The mock-up has been created using film set design techniques to replicate the feel of actual finishes, which are significantly cheaper than using actual construction materials:
- Sprayed Concrete Lining was created by spraying expanded foam onto wallpaper and cut into panels.
- Light fittings were made with painted plywood.
- Real floor tiles and glass were used but the metal work is actually plywood coated in metal laminate to make it look like stainless steel.
- Lower glass plastic reinforced panels were made using a mould, similar to boat making techniques.
The mock-up has been extremely valuable in understanding the visual and spatial effects created by the proposed combination of finishing materials and components within the platform environment.

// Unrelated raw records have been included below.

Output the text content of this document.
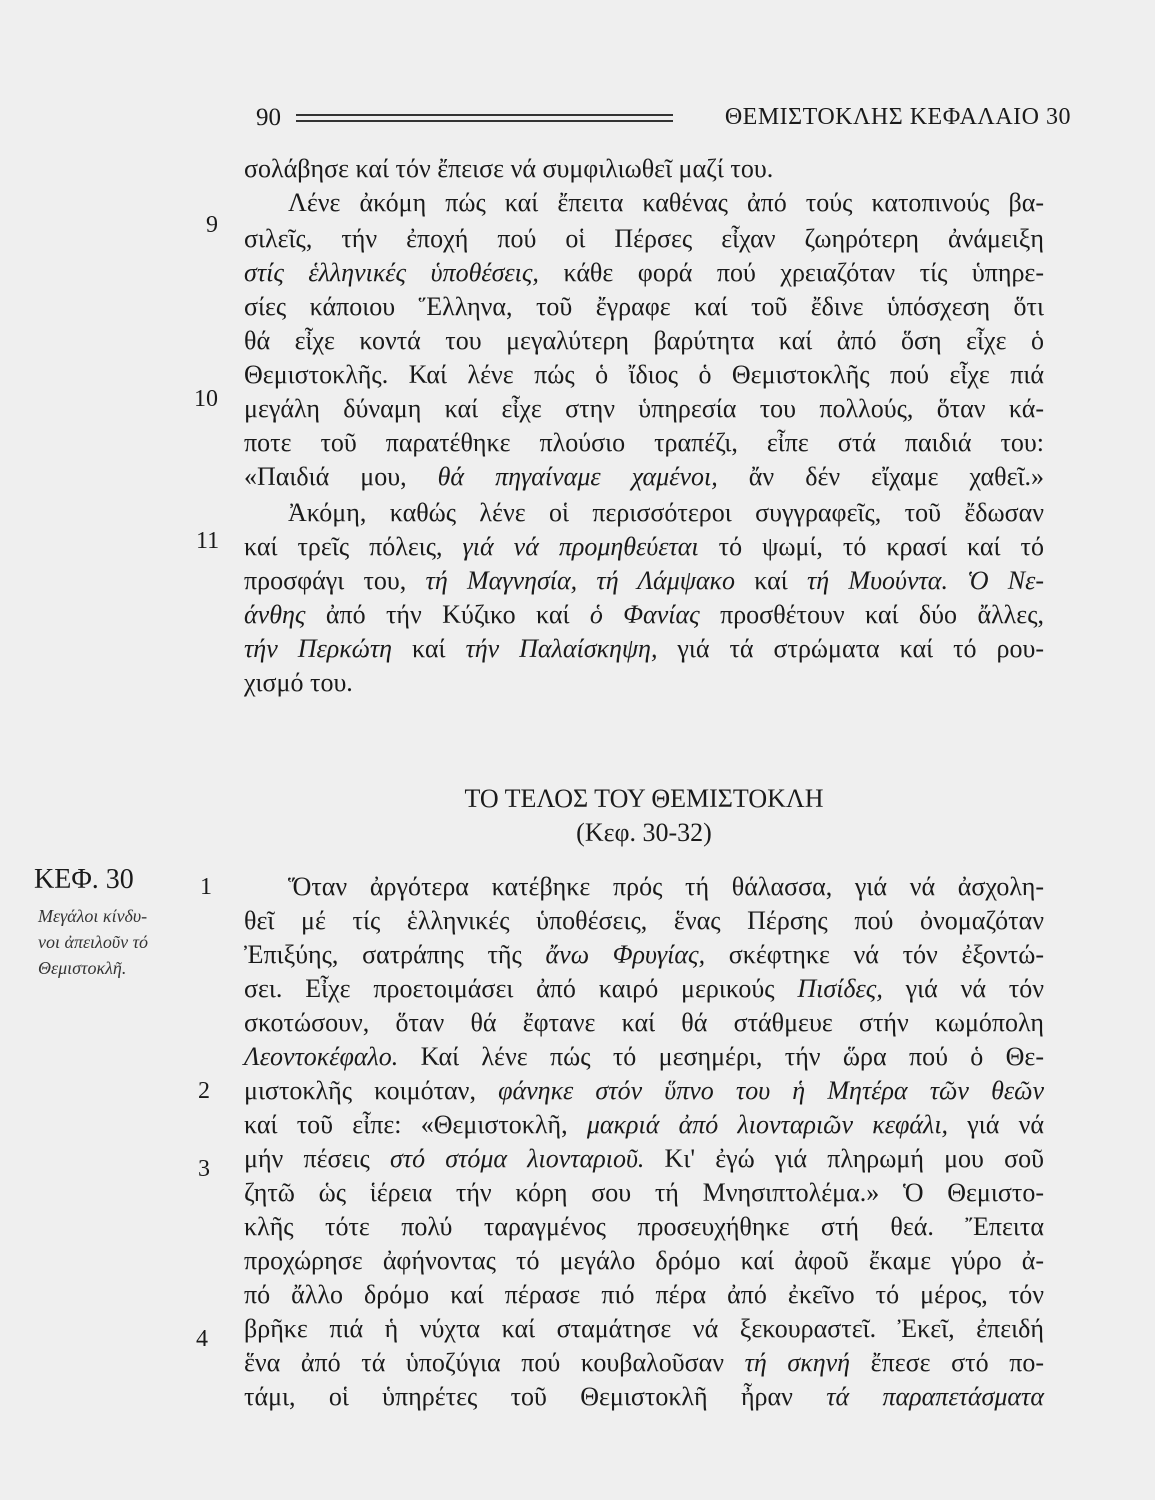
90	ΘΕΜΙΣΤΟΚΛΗΣ ΚΕΦΑΛΑΙΟ 30
9
10
11
1
2
3
4
ΚΕΦ. 30
Μεγάλοι κίνδυ-
νοι ἀπειλοῦν τό
Θεμιστοκλῆ.
ΤΟ ΤΕΛΟΣ ΤΟΥ ΘΕΜΙΣΤΟΚΛΗ
(Κεφ. 30-32)
σολάβησε καί τόν ἔπεισε νά συμφιλιωθεῖ μαζί του.
Λένε ἀκόμη πώς καί ἔπειτα καθένας ἀπό τούς κατοπινούς βα-
σιλεῖς, τήν ἐποχή πού οἱ Πέρσες εἶχαν ζωηρότερη ἀνάμειξη
στίς ἑλληνικές ὑποθέσεις, κάθε φορά πού χρειαζόταν τίς ὑπηρε-
σίες κάποιου Ἕλληνα, τοῦ ἔγραφε καί τοῦ ἔδινε ὑπόσχεση ὅτι
θά εἶχε κοντά του μεγαλύτερη βαρύτητα καί ἀπό ὅση εἶχε ὁ
Θεμιστοκλῆς. Καί λένε πώς ὁ ἴδιος ὁ Θεμιστοκλῆς πού εἶχε πιά
μεγάλη δύναμη καί εἶχε στην ὑπηρεσία του πολλούς, ὅταν κά-
ποτε τοῦ παρατέθηκε πλούσιο τραπέζι, εἶπε στά παιδιά του:
«Παιδιά μου, θά πηγαίναμε χαμένοι, ἄν δέν εἴχαμε χαθεῖ.»
Ἀκόμη, καθώς λένε οἱ περισσότεροι συγγραφεῖς, τοῦ ἔδωσαν
καί τρεῖς πόλεις, γιά νά προμηθεύεται τό ψωμί, τό κρασί καί τό
προσφάγι του, τή Μαγνησία, τή Λάμψακο καί τή Μυούντα. Ὁ Νε-
άνθης ἀπό τήν Κύζικο καί ὁ Φανίας προσθέτουν καί δύο ἄλλες,
τήν Περκώτη καί τήν Παλαίσκηψη, γιά τά στρώματα καί τό ρου-
χισμό του.
Ὅταν ἀργότερα κατέβηκε πρός τή θάλασσα, γιά νά ἀσχολη-
θεῖ μέ τίς ἑλληνικές ὑποθέσεις, ἕνας Πέρσης πού ὀνομαζόταν
Ἐπιξύης, σατράπης τῆς ἄνω Φρυγίας, σκέφτηκε νά τόν ἐξοντώ-
σει. Εἶχε προετοιμάσει ἀπό καιρό μερικούς Πισίδες, γιά νά τόν
σκοτώσουν, ὅταν θά ἔφτανε καί θά στάθμευε στήν κωμόπολη
Λεοντοκέφαλο. Καί λένε πώς τό μεσημέρι, τήν ὥρα πού ὁ Θε-
μιστοκλῆς κοιμόταν, φάνηκε στόν ὕπνο του ἡ Μητέρα τῶν θεῶν
καί τοῦ εἶπε: «Θεμιστοκλῆ, μακριά ἀπό λιονταριῶν κεφάλι, γιά νά
μήν πέσεις στό στόμα λιονταριοῦ. Κι' ἐγώ γιά πληρωμή μου σοῦ
ζητῶ ὡς ἱέρεια τήν κόρη σου τή Μνησιπτολέμα.» Ὁ Θεμιστο-
κλῆς τότε πολύ ταραγμένος προσευχήθηκε στή θεά. Ἔπειτα
προχώρησε ἀφήνοντας τό μεγάλο δρόμο καί ἀφοῦ ἔκαμε γύρο ἀ-
πό ἄλλο δρόμο καί πέρασε πιό πέρα ἀπό ἐκεῖνο τό μέρος, τόν
βρῆκε πιά ἡ νύχτα καί σταμάτησε νά ξεκουραστεῖ. Ἐκεῖ, ἐπειδή
ἕνα ἀπό τά ὑποζύγια πού κουβαλοῦσαν τή σκηνή ἔπεσε στό πο-
τάμι, οἱ ὑπηρέτες τοῦ Θεμιστοκλῆ ἦραν τά παραπετάσματα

In finalising its station designs, Crossrail is including lessons learnt from London Underground and TfL London Rail about the operation and maintenance of Tube, rail and DLR stations. This knowledge and experience will help Crossrail to improve and finalise the internal designs and layouts for Crossrail station. Based on feedback from other organisations, Crossrail is currently evaluating use of all the finishes. For example, fine-tuning the lighting, perception of reflections in the glass screens, relative light levels from advertising systems, types of preferred signage, its placement and the cladding systems.
The flooring is also under evaluation with half of the platform mock-up laid in granite and the rest in terrazzo. Visitors' experience of walking on these surfaces both here and at the live test site at Victoria Tube station will enable evaluation to identify the best suited material.

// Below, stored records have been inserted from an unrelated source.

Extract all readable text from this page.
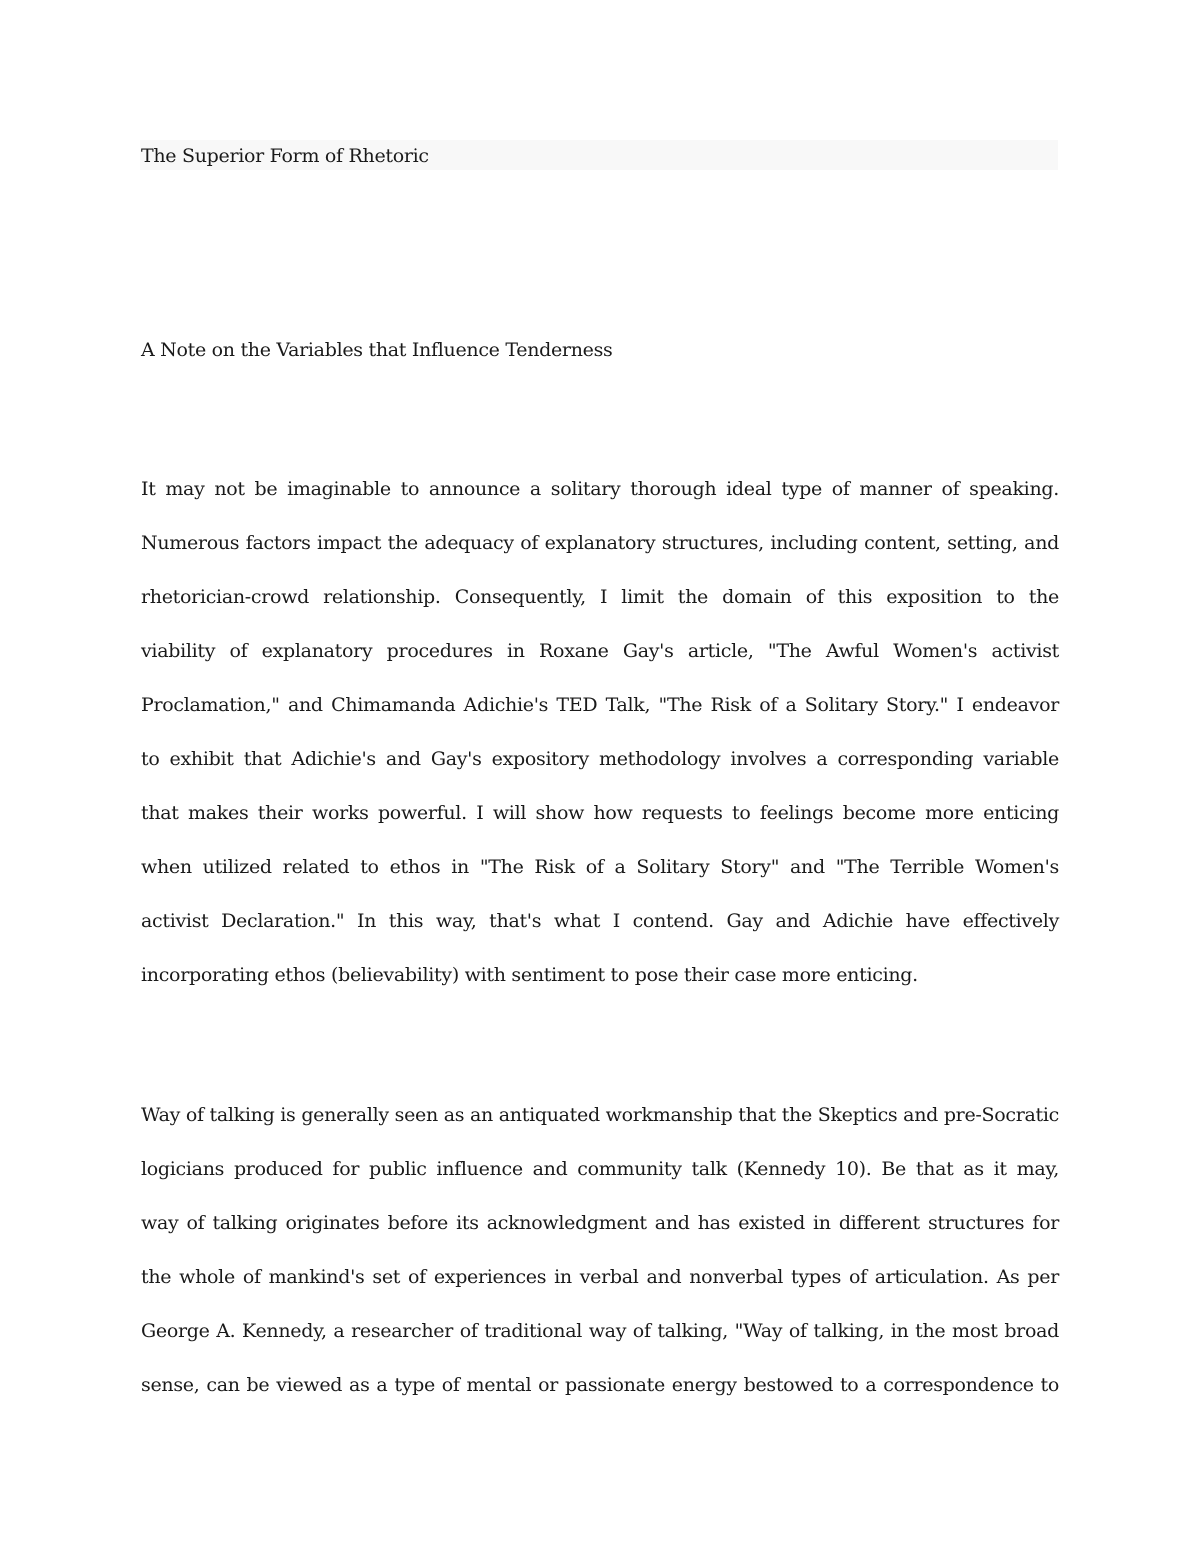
The Superior Form of Rhetoric
A Note on the Variables that Influence Tenderness
It may not be imaginable to announce a solitary thorough ideal type of manner of speaking.
Numerous factors impact the adequacy of explanatory structures, including content, setting, and
rhetorician-crowd relationship. Consequently, I limit the domain of this exposition to the
viability of explanatory procedures in Roxane Gay's article, "The Awful Women's activist
Proclamation," and Chimamanda Adichie's TED Talk, "The Risk of a Solitary Story." I endeavor
to exhibit that Adichie's and Gay's expository methodology involves a corresponding variable
that makes their works powerful. I will show how requests to feelings become more enticing
when utilized related to ethos in "The Risk of a Solitary Story" and "The Terrible Women's
activist Declaration." In this way, that's what I contend. Gay and Adichie have effectively
incorporating ethos (believability) with sentiment to pose their case more enticing.
Way of talking is generally seen as an antiquated workmanship that the Skeptics and pre-Socratic
logicians produced for public influence and community talk (Kennedy 10). Be that as it may,
way of talking originates before its acknowledgment and has existed in different structures for
the whole of mankind's set of experiences in verbal and nonverbal types of articulation. As per
George A. Kennedy, a researcher of traditional way of talking, "Way of talking, in the most broad
sense, can be viewed as a type of mental or passionate energy bestowed to a correspondence to
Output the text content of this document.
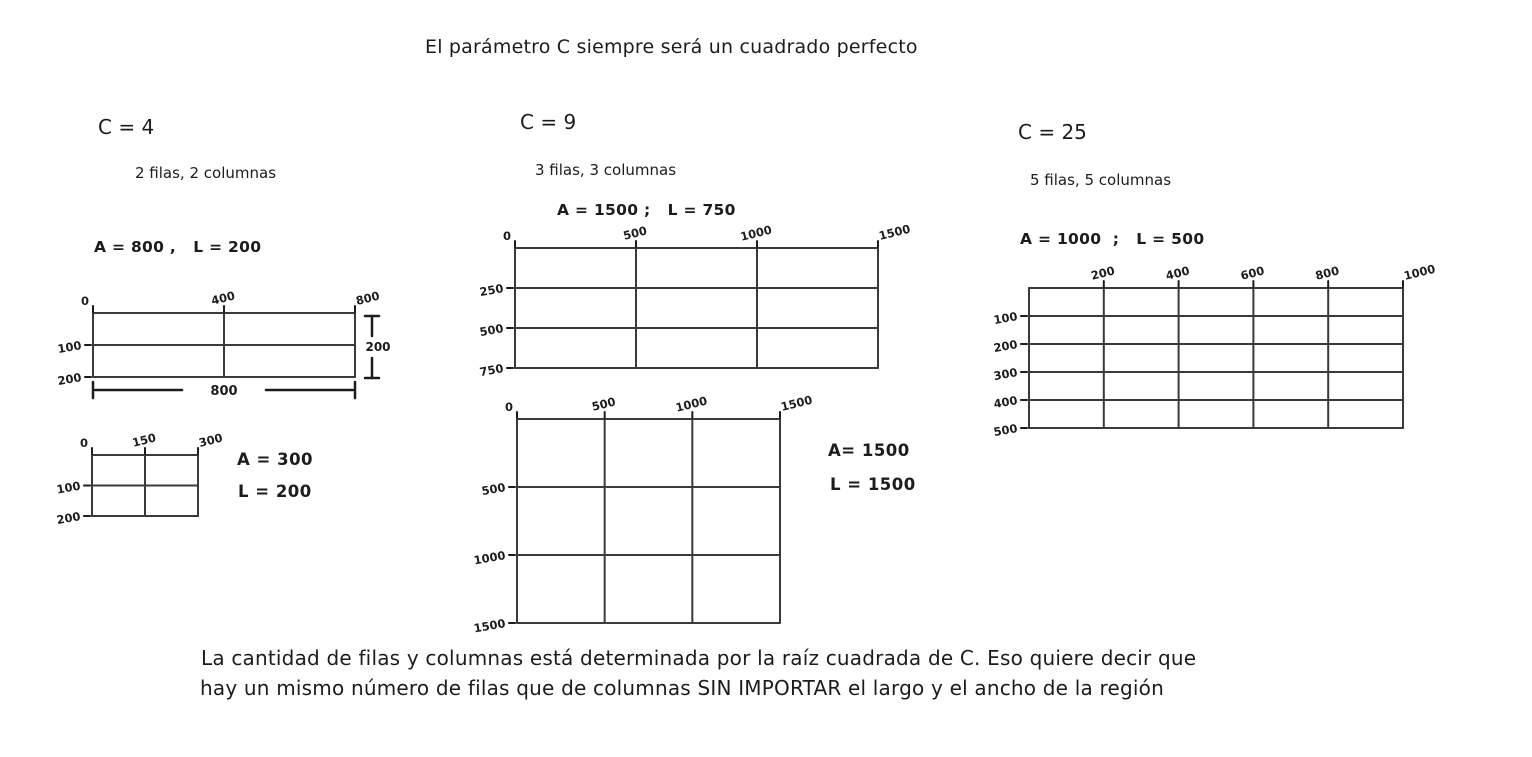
El parámetro C siempre será un cuadrado perfecto
C = 4
2 filas, 2 columnas
A = 800 ,   L = 200
0	400	800
100
200
200
800
0	150	300
100
200
A = 300
L = 200
C = 9
3 filas, 3 columnas
A = 1500 ;   L = 750
0	500	1000	1500
250
500
750
0	500	1000	1500
500
1000
1500
A= 1500
L = 1500
C = 25
5 filas, 5 columnas
A = 1000  ;   L = 500
200	400	600	800	1000
100
200
300
400
500
La cantidad de filas y columnas está determinada por la raíz cuadrada de C. Eso quiere decir que
hay un mismo número de filas que de columnas SIN IMPORTAR el largo y el ancho de la región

Gallery - Crossrail life size mock-up platform
Tunnelling under central London
Crossrail’s tunnelling marathon under London is now complete. Crossrail tunnelling began in May 2012 and ended at Farringdon with the arrival of tunnelling machine Victoria.
On 4 May 2012, Phyllis, Crossrail's first tunnel boring machine (TBM), started on her journey from Royal Oak towards Farringdon station. Just over three years later on 23 May at 5.30am, tunnelling machine Victoria successfully broke into Farringdon Crossrail station. The tunnels weave their way between existing underground lines, sewers, utility tunnels and building foundations from station to station at depths of up to 40m.
Tunnel portals, providing access to the rail tunnels, have been constructed at Royal Oak, Pudding Mill Lane, Victoria Dock, North Woolwich and Plumstead.